Sweet Fury cover

Sweet Fury

by Sash Bischoff

3.32 Goodreads
(2.2K ratings)

Why You'll Love This

Everyone around Lila is performing a role — the question is whether she's the star or the mark.

  • Great if you want: psychological suspense layered with feminist literary critique
  • The experience: tense and paranoid, with a slow dread that builds steadily
  • The writing: Bischoff blurs performance and reality until neither feels stable
  • Skip if: you find unreliable narrators more frustrating than compelling

About This Book

When a celebrated actress steps into the most demanding role of her career—a feminist reimagining of Fitzgerald's Tender Is the Night—her carefully constructed life begins to crack in ways that have nothing to do with the script. Lila Crayne seems to have everything: a visionary fiancé, a gleaming apartment, a career that the public adores. But therapy has a way of surfacing what's been buried, and the people closest to her have agendas she hasn't yet learned to read. Sweet Fury pulls the reader into a world where performance is currency, trust is a trap, and the line between a woman's public image and her private devastation grows dangerously thin.

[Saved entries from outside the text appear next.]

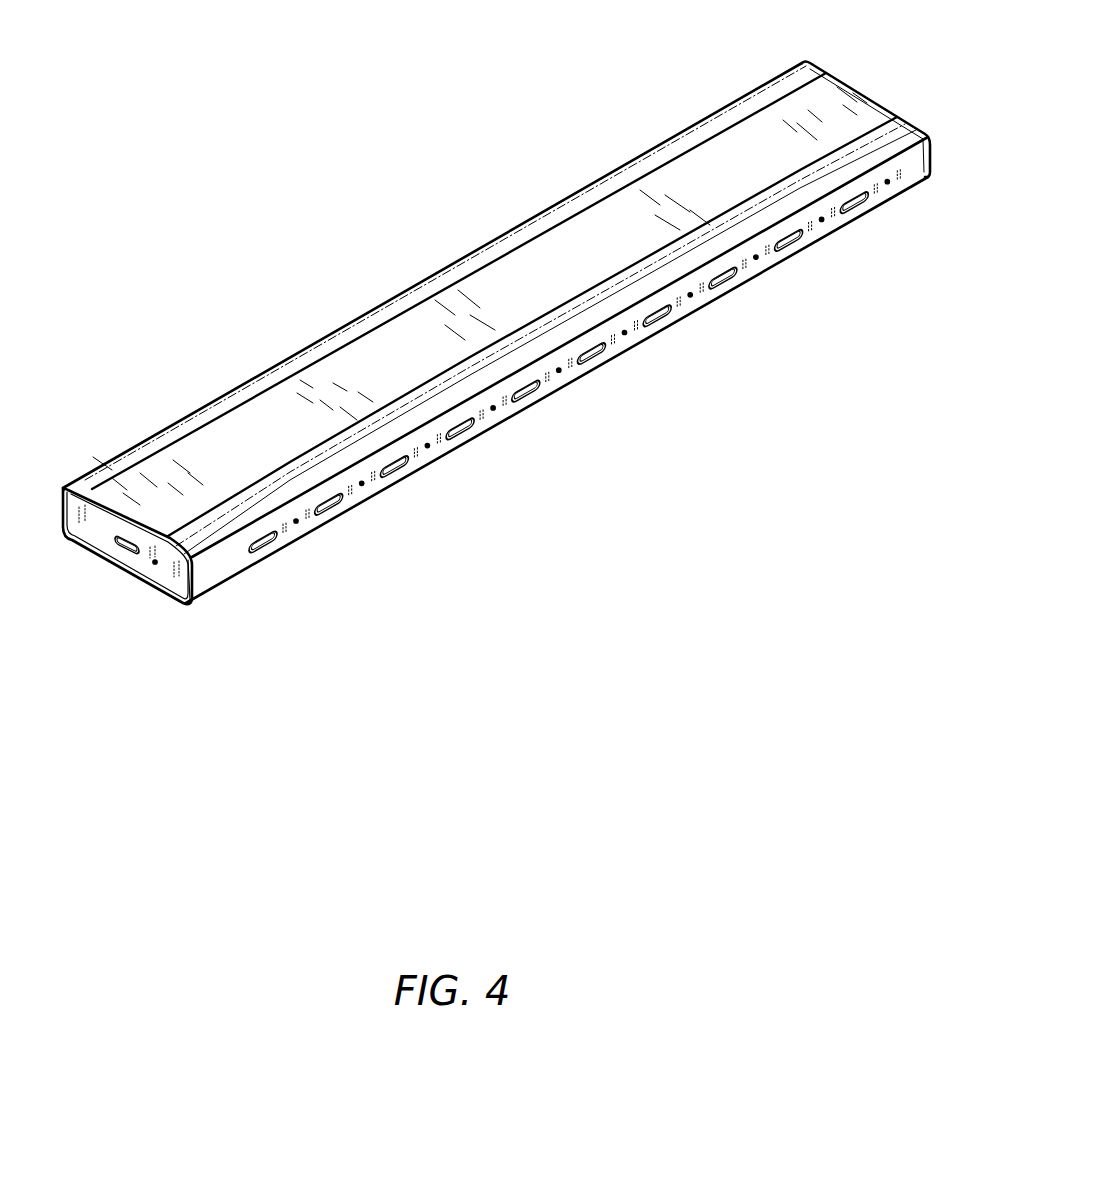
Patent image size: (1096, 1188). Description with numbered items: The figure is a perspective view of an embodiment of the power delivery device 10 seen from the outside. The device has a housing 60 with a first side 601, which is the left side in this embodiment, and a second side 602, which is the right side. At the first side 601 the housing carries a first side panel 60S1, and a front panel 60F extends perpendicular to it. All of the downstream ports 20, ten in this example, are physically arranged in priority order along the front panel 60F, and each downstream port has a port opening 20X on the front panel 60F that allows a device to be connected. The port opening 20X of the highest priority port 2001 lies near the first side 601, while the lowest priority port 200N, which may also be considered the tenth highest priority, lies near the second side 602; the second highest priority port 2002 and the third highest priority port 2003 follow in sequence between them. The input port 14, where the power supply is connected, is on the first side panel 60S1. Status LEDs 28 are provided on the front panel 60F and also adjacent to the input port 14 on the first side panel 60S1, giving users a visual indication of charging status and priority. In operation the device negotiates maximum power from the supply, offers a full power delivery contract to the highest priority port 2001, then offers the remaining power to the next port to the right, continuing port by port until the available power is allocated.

The power delivery device 10 is at (247, 654).
The input port 14 is at (128, 556).
The downstream ports 20 is at (387, 461).
The highest priority port 2001 is at (268, 556).
The second highest priority port 2002 is at (335, 512).
The third highest priority port 2003 is at (400, 475).
The lowest priority port 200N is at (850, 212).
The port opening 20X is at (278, 551).
The status LEDs 28 is at (492, 405).
The housing 60 is at (114, 456).
The first side 601 is at (87, 531).
The second side 602 is at (840, 73).
The front panel 60F is at (677, 316).
The first side panel 60S1 is at (168, 577).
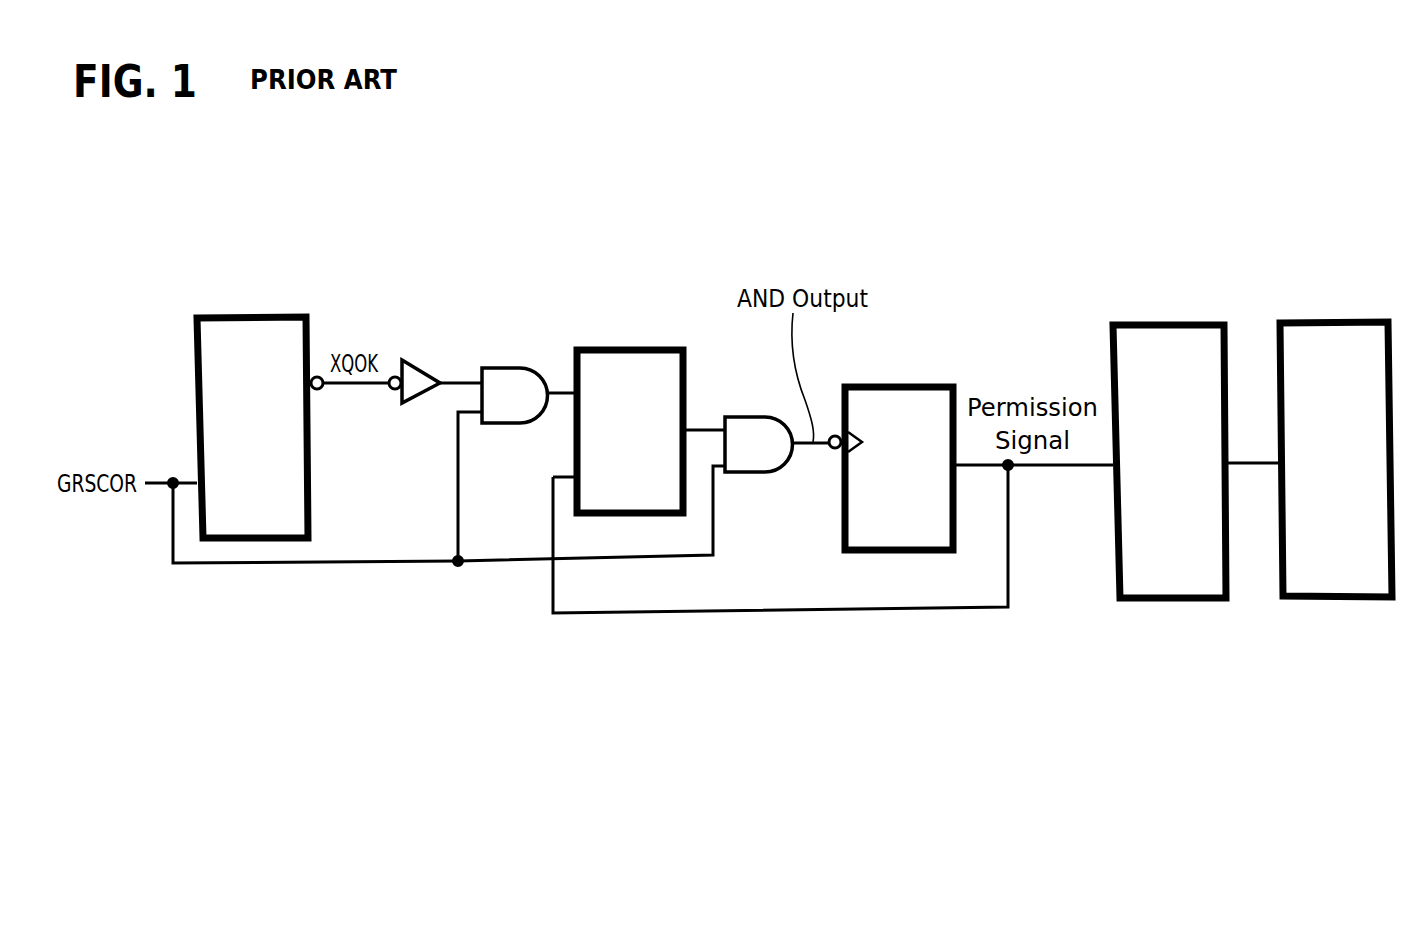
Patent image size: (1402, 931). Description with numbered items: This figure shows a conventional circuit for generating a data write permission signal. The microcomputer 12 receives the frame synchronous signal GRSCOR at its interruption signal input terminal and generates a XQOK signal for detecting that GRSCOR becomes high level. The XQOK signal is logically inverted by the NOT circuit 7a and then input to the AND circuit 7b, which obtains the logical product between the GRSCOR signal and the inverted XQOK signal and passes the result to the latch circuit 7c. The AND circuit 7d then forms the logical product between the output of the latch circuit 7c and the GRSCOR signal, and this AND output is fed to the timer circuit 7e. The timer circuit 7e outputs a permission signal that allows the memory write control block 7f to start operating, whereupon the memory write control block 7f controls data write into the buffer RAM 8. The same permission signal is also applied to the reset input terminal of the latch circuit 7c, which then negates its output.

The microcomputer 12 is at (253, 316).
The NOT circuit 7a is at (425, 360).
The AND circuit 7b is at (510, 368).
The latch circuit 7c is at (633, 347).
The AND circuit 7d is at (757, 417).
The timer circuit 7e is at (894, 384).
The memory write control block 7f is at (1150, 323).
The buffer RAM 8 is at (1344, 321).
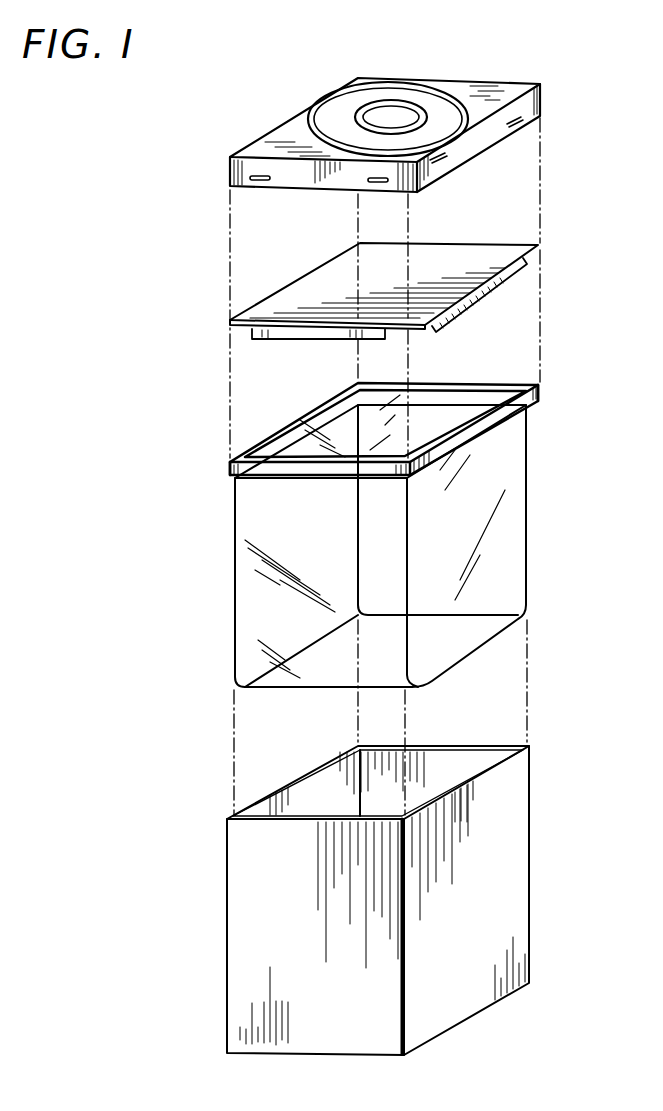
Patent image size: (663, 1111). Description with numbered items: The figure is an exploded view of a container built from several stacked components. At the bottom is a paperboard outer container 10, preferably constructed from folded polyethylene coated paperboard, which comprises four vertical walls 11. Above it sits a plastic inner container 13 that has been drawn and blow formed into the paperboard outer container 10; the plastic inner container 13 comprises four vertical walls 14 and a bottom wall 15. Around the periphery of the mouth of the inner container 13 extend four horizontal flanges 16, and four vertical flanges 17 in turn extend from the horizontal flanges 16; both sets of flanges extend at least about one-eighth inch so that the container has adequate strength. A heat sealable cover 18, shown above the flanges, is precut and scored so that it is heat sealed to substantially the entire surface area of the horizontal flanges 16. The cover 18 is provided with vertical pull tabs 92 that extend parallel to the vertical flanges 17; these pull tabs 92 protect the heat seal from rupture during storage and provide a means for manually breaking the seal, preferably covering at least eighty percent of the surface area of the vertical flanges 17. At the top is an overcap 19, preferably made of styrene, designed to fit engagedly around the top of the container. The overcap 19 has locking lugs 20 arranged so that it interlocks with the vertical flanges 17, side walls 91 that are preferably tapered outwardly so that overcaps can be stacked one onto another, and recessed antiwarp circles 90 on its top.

The paperboard outer container 10 is at (401, 900).
The vertical walls 11 is at (318, 807).
The plastic inner container 13 is at (403, 563).
The vertical walls 14 is at (345, 439).
The bottom wall 15 is at (310, 690).
The horizontal flanges 16 is at (480, 385).
The vertical flanges 17 is at (236, 480).
The heat sealable cover 18 is at (411, 306).
The overcap 19 is at (411, 147).
The locking lugs 20 is at (258, 181).
The recessed antiwarp circles 90 is at (452, 96).
The side walls 91 is at (313, 178).
The vertical pull tabs 92 is at (300, 338).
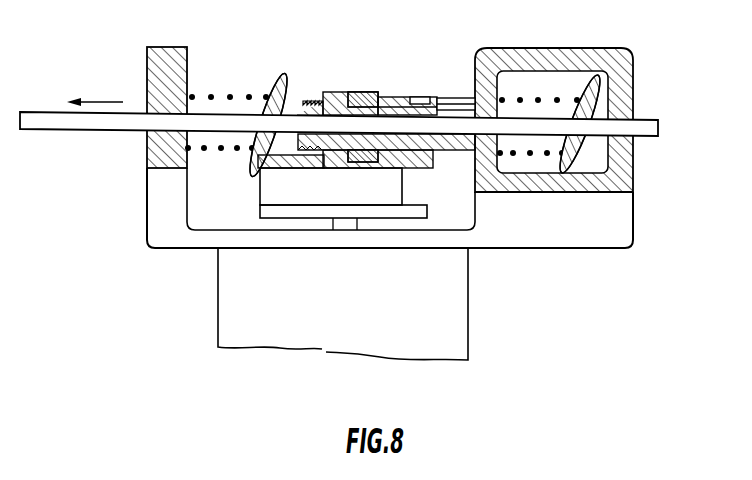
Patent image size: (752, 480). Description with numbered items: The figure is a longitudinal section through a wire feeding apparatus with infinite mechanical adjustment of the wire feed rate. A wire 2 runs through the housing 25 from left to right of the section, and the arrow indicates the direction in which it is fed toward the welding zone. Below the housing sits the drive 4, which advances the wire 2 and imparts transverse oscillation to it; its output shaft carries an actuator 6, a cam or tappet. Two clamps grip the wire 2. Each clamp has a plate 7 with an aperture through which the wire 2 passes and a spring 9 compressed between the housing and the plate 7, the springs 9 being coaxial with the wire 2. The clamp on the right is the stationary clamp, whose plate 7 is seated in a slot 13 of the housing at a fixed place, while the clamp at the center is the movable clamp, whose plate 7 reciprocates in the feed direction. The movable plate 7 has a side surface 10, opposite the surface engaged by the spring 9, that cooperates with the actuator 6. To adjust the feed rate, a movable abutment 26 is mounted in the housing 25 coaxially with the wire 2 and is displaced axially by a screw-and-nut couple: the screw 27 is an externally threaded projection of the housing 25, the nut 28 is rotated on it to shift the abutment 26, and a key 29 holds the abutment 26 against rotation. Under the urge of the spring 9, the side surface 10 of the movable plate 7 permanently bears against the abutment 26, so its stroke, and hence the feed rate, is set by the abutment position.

The wire 2 is at (60, 122).
The drive 4 is at (323, 340).
The actuator 6 is at (277, 199).
The plate 7 is at (254, 176).
The spring 9 is at (203, 151).
The side surface 10 is at (287, 164).
The slot 13 is at (554, 80).
The housing 25 is at (178, 68).
The movable abutment 26 is at (337, 92).
The screw 27 is at (303, 99).
The nut 28 is at (368, 92).
The key 29 is at (418, 97).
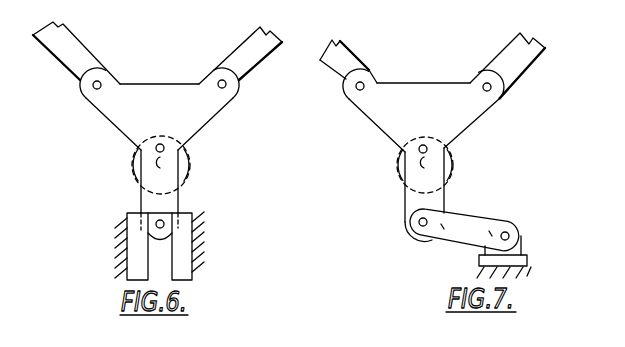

Bischoff writes with a sharp, unsettling intelligence—the prose is controlled and lush in equal measure, mirroring a protagonist who is herself always being watched, always being interpreted. The novel's structure rewards close attention, layering the world of filmmaking over a story of manipulation in ways that feel genuinely earned rather than merely clever. Readers who enjoy fiction that takes female interiority seriously while keeping the tension coiled will find Sweet Fury difficult to set down.